What are the responsibilities and job description for the Software Engineer in Test (SDET), AI Infrastructure position at SB Telecom America Corp.?
About Softbank: Softbank is making significant investments in infrastructure for AI. Softbank Corp. has recently established a new US center in Silicon Valley, focused on infrastructure software for AI and AI foundations for mobile networks. Our goals are to challenge the norms and create products making use of our SOTA infrastructure (like Nvidia GB200, MGX and DGX Grace & Hopper platforms) and cloud-native software. These products are geared towards centralized AI data centers as well as distributed AI Radio Access Network (AI RAN) data centers. We are looking for experienced practitioners who are inspired to bring innovation and build transformative products.
Minimum Qualifications:
- Bachelor's degree in Computer Science, Electrical Engineering, or related field.
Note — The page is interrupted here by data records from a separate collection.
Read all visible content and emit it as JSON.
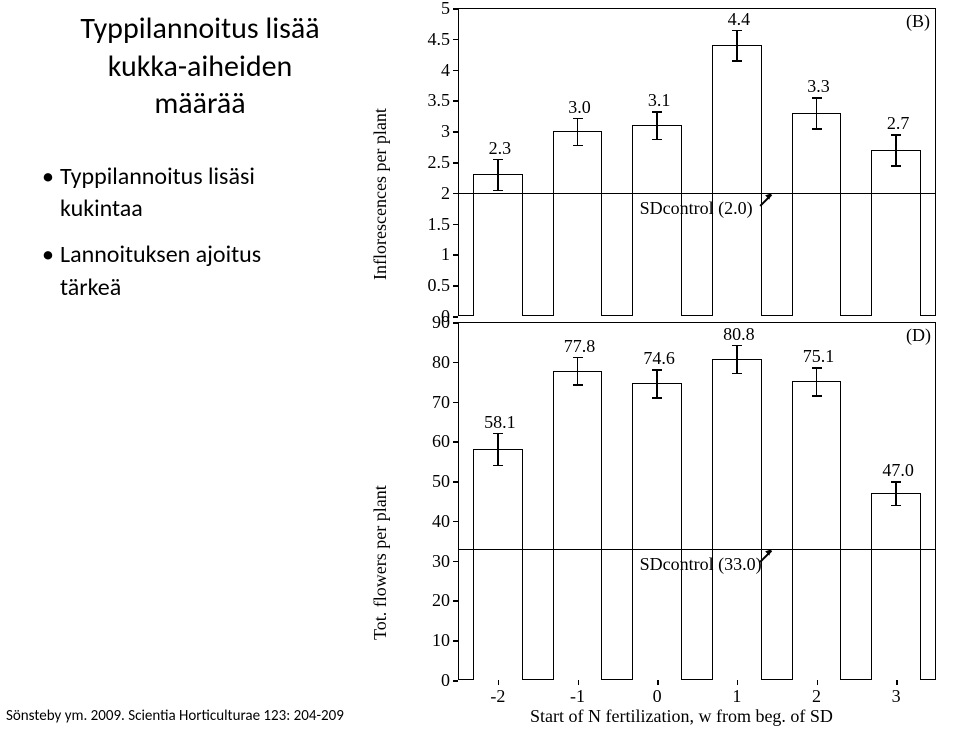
{
  "title_line1": "Typpilannoitus lisää",
  "title_line2": "kukka-aiheiden",
  "title_line3": "määrää",
  "bullet1_line1": "Typpilannoitus lisäsi",
  "bullet1_line2": "kukintaa",
  "bullet2_line1": "Lannoituksen ajoitus",
  "bullet2_line2": "tärkeä",
  "citation": "Sönsteby ym. 2009. Scientia Horticulturae 123: 204-209",
  "xlabel": "Start of N fertilization, w from beg. of SD",
  "panelB": {
    "letter": "(B)",
    "ylabel": "Inflorescences per plant",
    "ylim": [
      0,
      5
    ],
    "ytick_step": 0.5,
    "yticks": [
      "0",
      "0.5",
      "1",
      "1.5",
      "2",
      "2.5",
      "3",
      "3.5",
      "4",
      "4.5",
      "5"
    ],
    "categories": [
      "-2",
      "-1",
      "0",
      "1",
      "2",
      "3"
    ],
    "values": [
      2.3,
      3.0,
      3.1,
      4.4,
      3.3,
      2.7
    ],
    "errors": [
      0.25,
      0.22,
      0.22,
      0.25,
      0.25,
      0.25
    ],
    "ref_value": 2.0,
    "ref_label": "SDcontrol (2.0)",
    "bar_color": "#ffffff",
    "border_color": "#000000",
    "label_fontsize": 18
  },
  "panelD": {
    "letter": "(D)",
    "ylabel": "Tot. flowers per plant",
    "ylim": [
      0,
      90
    ],
    "ytick_step": 10,
    "yticks": [
      "0",
      "10",
      "20",
      "30",
      "40",
      "50",
      "60",
      "70",
      "80",
      "90"
    ],
    "categories": [
      "-2",
      "-1",
      "0",
      "1",
      "2",
      "3"
    ],
    "values": [
      58.1,
      77.8,
      74.6,
      80.8,
      75.1,
      47.0
    ],
    "errors": [
      4.0,
      3.5,
      3.5,
      3.5,
      3.5,
      3.0
    ],
    "ref_value": 33.0,
    "ref_label": "SDcontrol (33.0)",
    "bar_color": "#ffffff",
    "border_color": "#000000",
    "label_fontsize": 18
  }
}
- 3 years in software, hardware, engineering, including platforms and distributed systems.
- Experience working in systems & systems SW, Cloud and Kubernetes.
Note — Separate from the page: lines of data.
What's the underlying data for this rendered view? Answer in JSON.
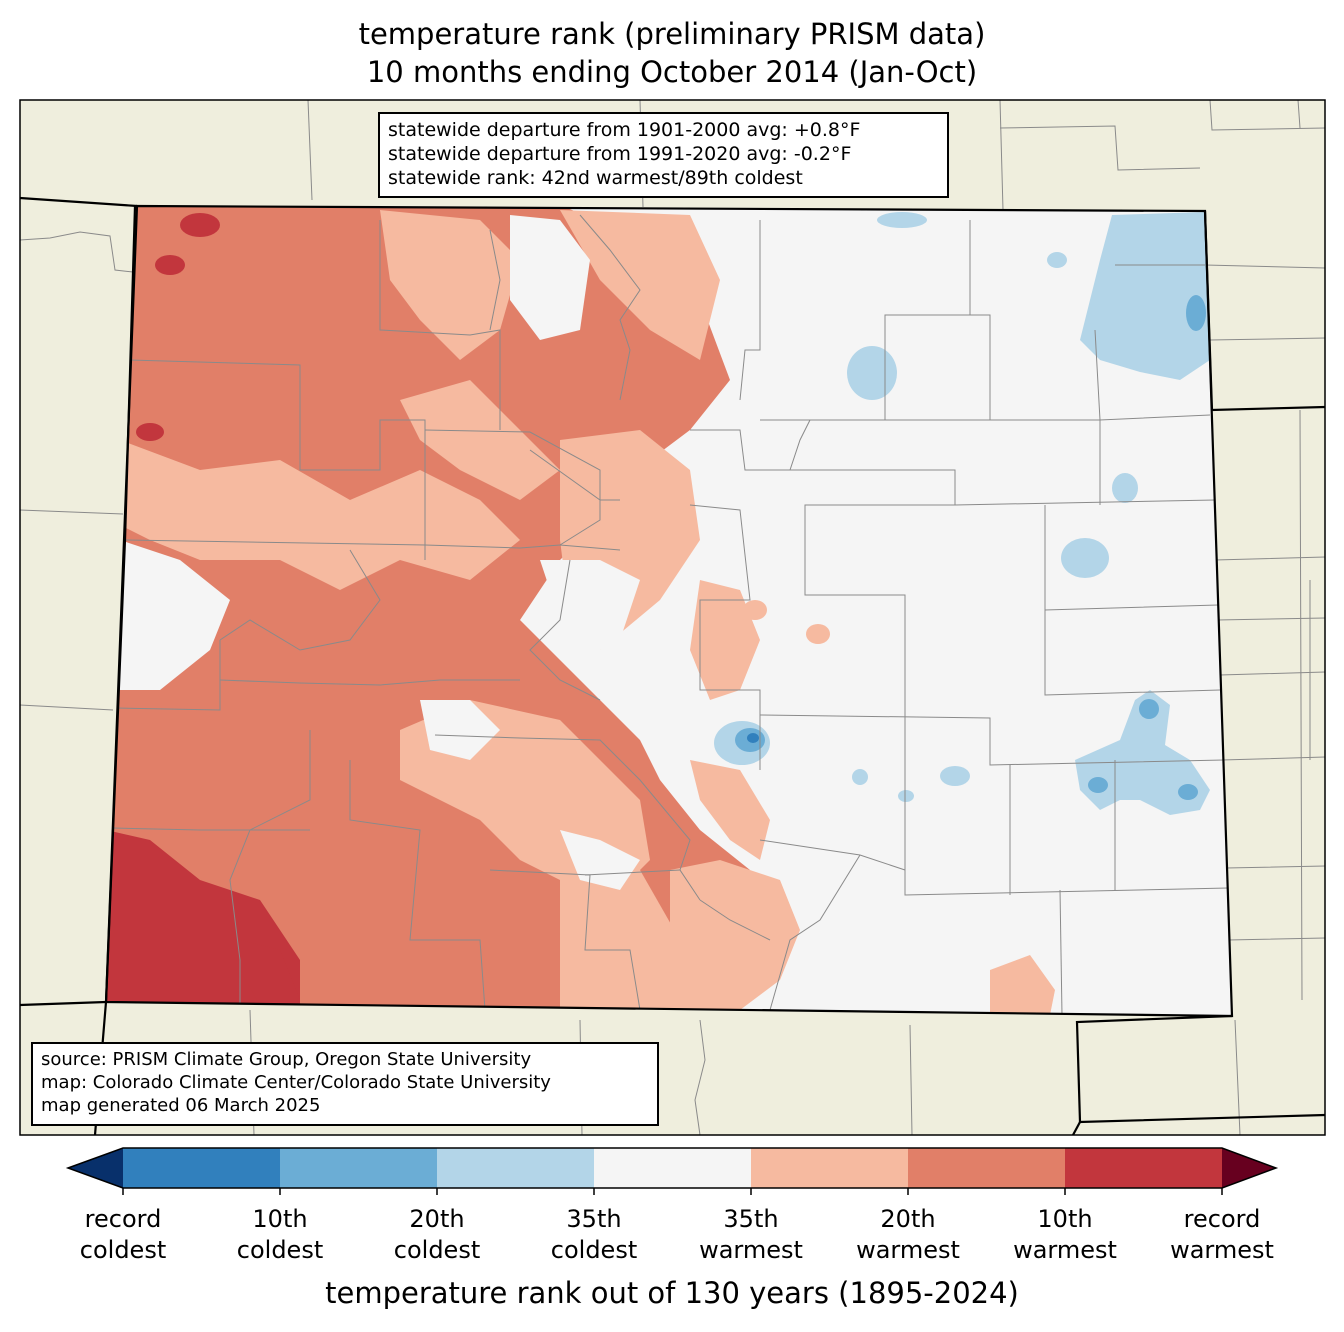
{
  "title": {
    "line1": "temperature rank (preliminary PRISM data)",
    "line2": "10 months ending October 2014 (Jan-Oct)"
  },
  "stats": {
    "line1": "statewide departure from 1901-2000 avg: +0.8°F",
    "line2": "statewide departure from 1991-2020 avg: -0.2°F",
    "line3": "statewide rank: 42nd warmest/89th coldest"
  },
  "source": {
    "line1": "source: PRISM Climate Group, Oregon State University",
    "line2": "map: Colorado Climate Center/Colorado State University",
    "line3": "map generated 06 March 2025"
  },
  "colorbar": {
    "colors": [
      "#08306b",
      "#3180bd",
      "#6badd5",
      "#b3d5e8",
      "#f5f5f5",
      "#f6baa0",
      "#e17f68",
      "#c2363d",
      "#67001f"
    ],
    "labels": [
      {
        "line1": "record",
        "line2": "coldest"
      },
      {
        "line1": "10th",
        "line2": "coldest"
      },
      {
        "line1": "20th",
        "line2": "coldest"
      },
      {
        "line1": "35th",
        "line2": "coldest"
      },
      {
        "line1": "35th",
        "line2": "warmest"
      },
      {
        "line1": "20th",
        "line2": "warmest"
      },
      {
        "line1": "10th",
        "line2": "warmest"
      },
      {
        "line1": "record",
        "line2": "warmest"
      }
    ],
    "title": "temperature rank out of 130 years (1895-2024)"
  },
  "map_colors": {
    "land": "#efeedd",
    "neutral": "#f5f5f5",
    "warm35": "#f6baa0",
    "warm20": "#e17f68",
    "warm10": "#c2363d",
    "cold35": "#b3d5e8",
    "cold20": "#6badd5",
    "cold10": "#3180bd"
  }
}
- Experience with production-testing and automation of Kubernetes deployments.
Preferred Qualifications:
- Master's or similar qualification in a relevant field.
- Experience with scalable test and automation infrastructure to productionize workloads.
- Experience with GPU platforms (e.g., Nvidia DGX, H100) and high-performance computing environments.
- Experience triaging customer bugs, prioritizing, and resolving issues in production.
- Familiarity with AI developer frameworks, tools, and automation systems.
Role: Be a key member of the infrastructure team responsible for building foundational software on top of GPU systems supporting AI workloads (training, fine-tuning and serving). Contribute to developing the test-automation infrastructure for Kubernetes and GPU systems. Innovate end-end systems software testing and automation for productionization velocity. As a Software Engineer in Test (SDET), AI Infrastructure for test-automation, you will work with Staff Engineers, product management and program management to drive execution towards commercialization.
Responsibilities:
- Contribute to building test-automation infrastructure for Kubernetes on large-scale GPU clusters.
- Help develop detailed test plans for different milestones and operationalize them in test-automation infrastructure.
- Own and conduct end-end system, scale and stress testing.
- Working together with SW leads and Technical Program Manager, qualify the releases.
- Attract and help build downstream production engineering talent.
- Role model and foster a culture of humility and innovation for product delivery.
Salary: The base salary for this position ranges from ($120,000-$180,000), with additional attractive biannual bonus, benefits and opportunity to work with a great team in downtown Sunnyvale, CA.
Salary : $120,000 - $180,000